(One from the archives)
I blame the hotel with its tea tray
So tempting just laid there, you know
While the shortbread could possibly linger,
The ginger nuts just had to go.
I had made up a nice cup of coffee
To revivify me from the drive,
For the road had been long since the morning
And I just couldn’t wait to arrive.
Then all of a sudden I’d spied ‘em,
All cellophane-wrapped in their pack,
And once I had stretched out my fingers
I knew there’d be no turning back.
My Nemesis came back to haunt me
I never buy biscuits these days…
Not since the well dunked ginger biscuit
Became a gastronomic craze.
There’s an art to this ginger nut dunking
Too little they’re still hard to bite,
Too much and they splosh in the coffee
And drown like a ship in the night.
Then you have to look round rather quickly
To see if observers have seen,
Then fish with a half eaten biscuit
To find where the fallen bit’s been.
If you’re skilful, or lucky, it’s floating
And, with a quite dexterous roll,
Plunge the half eaten bit in to catch it
And swallow the soggy stuff whole.
But the slightest delay spells disaster
So you just have to give it your best…
You should have dived in their much faster,
As the half eaten bit joins the rest.
Now deep in the depths of your coffee
A ginger nut morass is lurking
And a last ditch attempt with the teaspoon…
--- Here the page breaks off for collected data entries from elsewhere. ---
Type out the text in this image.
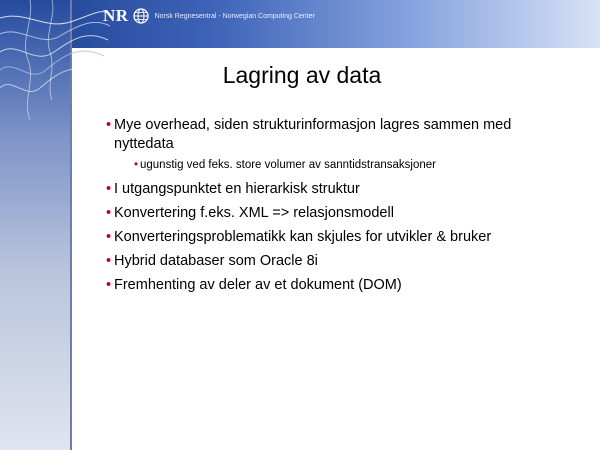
NR	Norsk Regnesentral - Norwegian Computing Center
Lagring av data
• Mye overhead, siden strukturinformasjon lagres sammen med nyttedata
• ugunstig ved feks. store volumer av sanntidstransaksjoner
• I utgangspunktet en hierarkisk struktur
• Konvertering f.eks. XML => relasjonsmodell
• Konverteringsproblematikk kan skjules for utvikler & bruker
• Hybrid databaser som Oracle 8i
• Fremhenting av deler av et dokument (DOM)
You can tell that it just isn’t working.
Do you fish around coyly and chase it?
For, if you do catch the absconder,
You then need to think of disposal
And that is a fresh one to ponder…
Do you eat from the teaspoon naively?
And hope there is no-one to see?
Or clean off the spoon in a napkin,
Hidden furtively down by your knee?
Now, this isn’t so bad in your kitchen,
Where no one can see what you’ve done…
But here in the posh hotel lobby
You just want to cut it and run.
But you can’t, cause the ginger nut lurker
Is there in the depths of your cup,
Not so easy for you to dispose of
Even though you just drink it all up…
So you sit there and ponder the question
Do you drink and have dregs on display?
Or leave half the coffee still in there
And smile… walk politely away?
Though, if there is nobody watching
You could rinse the cup out with milk,
All the while in the hope that observers
May secretly be of your ilk.
You could, of course, be really sneaky
And wait for your friend to get up,
Then as they are leaving the table
Surreptitiously exchange the cup.
But not everyone gets so embarrassed
Though we British can be so uptight
That we happily dunk ginger biscuits…
Then worry that it’s impolite.
I can tell myself tales of all horrors,
And have nightmares of tea at the Ritz…
But that coffee and ginger confection
Will leave good intentions in bits.
And in spite of my stiff British manners
It is more than a question of taste…
When a whole pack of ginger nut biscuits
Takes up residence right on my waist.
See, for me the real problem is other
And although this ‘ere text is predictive,
My problem with biscuits is simple
Dunked ginger nuts are just addictive.